I am a seasoned IT Systems Engineer and Solution Architect specializing in systems design & administration,
virtualisation, networking, code development and automation for on-prem and Azure / AWS cloud infrastructure.
View a list of my projects
View my certifications on Credly
View my career history on LinkedIn
Download my Résumé: pdf -- doc
Date: 04 Feb 2025
Scenario: A critical Windows service runinng on an Azure VM crashes and needs to be manually restarted due to some manual authentication steps required by the service.
Requirement: The IT team needs to be alerted when the Windows service is not running so that remediation efforts can be made as soon as it occurs.
Summary:
It is possible to create Alerts in Azure based on performance metrics and Windows Event Logs. The Alert can be used to trigger a notification using an Action Group.
We can collect Event Logs from VMs using Data Collection Rules that employ Azure Monitoring Agent (AMA) installed on the VMs to send the logs to a Log Analytics WorkSpace. Then, we create an Alert based on a Custom Log Search query which can trigger an alert notification to be sent.
In Windows Server OS, we can monitor events with the Event ID 7038 for services changing running state or Event ID 7000 if the service fails to start.However, Windows Client OSes (such as Windows 8, 10 or 11) do not trigger the 7038 events. To address this limitation, we can use a PowerShell script to monitor the Service state and log an event.
From Azure Portal, search for Data Collection Rule. Create a Data Collection Rule (DCR) using the settings mentioned below.
For the Platform Type, choose the Windows option.
For the Resources page, add the VM(s) you wish to monitor the service and collect the event logs from.
For the Data Sources page, click the + Add data source button and select Windows Event Logs from the drop-down. Then, select the Event Log Types and Log Level. You can choose from here as it suits you or use an XRPath filter under the Custom option.
I am choosing to collect only the Warning level events from the Application log as this is where our PowerShell script will log its findings.
For the Destination prompt, select Azure Monitor Logs for the Destination Type. Then, select the Log Analytics WorkSpace you created earlier and its correspong Subscription.
Creating the DCR will automatically prompt the Azure Monioring Agent (AMA) to be installed on the VMs specified under Resources using VM Extensions.
To verify that the Monitoring Agent is operating correctly, go to your “Log Analytics WorkSpace” from the Azure Portal and select Logs and run the KQL query below.
Heartbeat
| where TimeGenerated > ago(24h)
| where Computer has "<<Your-Computer-Name>>"
| project TimeGenerated, Computer, Category, Version
| order by TimeGenerated desc
You should be able to see Heartbeat events being collected from the AMA.
To verify that the Event Logs are being collected, replace the above query with the query below and run it.
Event
| where Computer has "<<Your-Computer-Name>>"
| where TimeGenerated > ago(48h)
| order by TimeGenerated desc
You should be able to see events for the Event Log type and level you selected for the DCR.

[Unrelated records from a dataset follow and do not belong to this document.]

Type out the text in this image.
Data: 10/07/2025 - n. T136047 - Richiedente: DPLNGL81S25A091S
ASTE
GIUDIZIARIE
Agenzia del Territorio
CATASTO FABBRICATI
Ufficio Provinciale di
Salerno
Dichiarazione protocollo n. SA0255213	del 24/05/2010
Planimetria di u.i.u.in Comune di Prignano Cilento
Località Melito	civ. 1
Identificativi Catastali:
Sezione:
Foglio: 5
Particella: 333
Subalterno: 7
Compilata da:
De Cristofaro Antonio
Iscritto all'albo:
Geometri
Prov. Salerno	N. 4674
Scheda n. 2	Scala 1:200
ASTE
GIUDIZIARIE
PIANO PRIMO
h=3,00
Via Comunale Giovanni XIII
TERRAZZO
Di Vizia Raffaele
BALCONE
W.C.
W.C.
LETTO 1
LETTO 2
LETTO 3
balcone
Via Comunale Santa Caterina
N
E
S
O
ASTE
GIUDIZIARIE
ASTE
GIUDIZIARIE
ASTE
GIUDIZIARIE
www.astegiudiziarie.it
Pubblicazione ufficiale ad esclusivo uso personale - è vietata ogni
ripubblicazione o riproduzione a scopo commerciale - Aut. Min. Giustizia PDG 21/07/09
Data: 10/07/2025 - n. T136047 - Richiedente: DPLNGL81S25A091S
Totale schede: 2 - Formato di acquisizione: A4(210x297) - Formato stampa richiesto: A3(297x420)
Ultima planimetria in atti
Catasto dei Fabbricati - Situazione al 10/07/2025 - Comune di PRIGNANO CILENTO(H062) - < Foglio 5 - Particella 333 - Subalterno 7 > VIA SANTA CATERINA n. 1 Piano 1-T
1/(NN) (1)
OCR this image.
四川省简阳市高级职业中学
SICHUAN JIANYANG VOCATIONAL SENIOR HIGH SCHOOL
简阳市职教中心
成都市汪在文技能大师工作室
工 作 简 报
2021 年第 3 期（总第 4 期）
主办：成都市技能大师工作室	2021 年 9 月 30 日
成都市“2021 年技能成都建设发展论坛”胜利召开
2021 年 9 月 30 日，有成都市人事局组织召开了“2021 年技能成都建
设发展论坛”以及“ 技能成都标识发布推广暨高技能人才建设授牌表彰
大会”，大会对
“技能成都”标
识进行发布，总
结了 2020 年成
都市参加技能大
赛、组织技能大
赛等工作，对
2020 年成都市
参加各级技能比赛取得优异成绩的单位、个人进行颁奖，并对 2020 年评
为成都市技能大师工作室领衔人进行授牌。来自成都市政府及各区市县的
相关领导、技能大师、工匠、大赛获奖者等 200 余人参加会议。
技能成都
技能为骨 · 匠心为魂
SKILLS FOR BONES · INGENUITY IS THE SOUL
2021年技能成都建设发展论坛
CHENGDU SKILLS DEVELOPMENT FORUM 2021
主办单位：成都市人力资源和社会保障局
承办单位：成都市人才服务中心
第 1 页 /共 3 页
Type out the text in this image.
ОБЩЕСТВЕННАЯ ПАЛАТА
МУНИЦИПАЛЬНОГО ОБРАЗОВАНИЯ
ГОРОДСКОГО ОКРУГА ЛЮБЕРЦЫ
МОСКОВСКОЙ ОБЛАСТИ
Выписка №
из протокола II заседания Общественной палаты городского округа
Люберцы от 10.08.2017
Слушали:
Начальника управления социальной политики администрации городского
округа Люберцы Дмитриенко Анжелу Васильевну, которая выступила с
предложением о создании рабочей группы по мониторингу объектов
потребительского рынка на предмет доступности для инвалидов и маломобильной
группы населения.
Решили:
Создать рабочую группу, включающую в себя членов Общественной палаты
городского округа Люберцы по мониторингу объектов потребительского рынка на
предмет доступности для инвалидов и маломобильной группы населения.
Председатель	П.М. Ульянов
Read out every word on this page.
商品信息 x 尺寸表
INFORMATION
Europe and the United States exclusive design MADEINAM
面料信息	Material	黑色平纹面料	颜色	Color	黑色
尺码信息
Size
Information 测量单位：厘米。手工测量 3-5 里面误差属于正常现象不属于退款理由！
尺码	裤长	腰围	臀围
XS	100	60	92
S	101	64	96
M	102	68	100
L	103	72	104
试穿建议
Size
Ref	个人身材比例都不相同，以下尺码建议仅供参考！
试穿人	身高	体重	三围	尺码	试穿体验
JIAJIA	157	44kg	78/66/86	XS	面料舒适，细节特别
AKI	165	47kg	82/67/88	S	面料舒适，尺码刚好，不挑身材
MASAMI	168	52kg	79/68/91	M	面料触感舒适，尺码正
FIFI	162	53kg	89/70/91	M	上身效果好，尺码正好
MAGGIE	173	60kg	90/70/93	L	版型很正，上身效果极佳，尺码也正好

For the Trigger, choose On a schedule and One time under settings provided the start time.
Under Advanced settings check the option to Repeat task every 5 minutes for a duration of Indefinitely
For the Action, choose Start a program. For Program/Script, type powershell.exe and for Arguments type -File “C:\path\to\PS-script.ps1”
The PowerShell script checks if the specified service is running, and if not it logs a “Warning” level event in the Windows Application event log.
The PS v5.1 script is shown below. As an example, this is monitoring the Print Spooler service status.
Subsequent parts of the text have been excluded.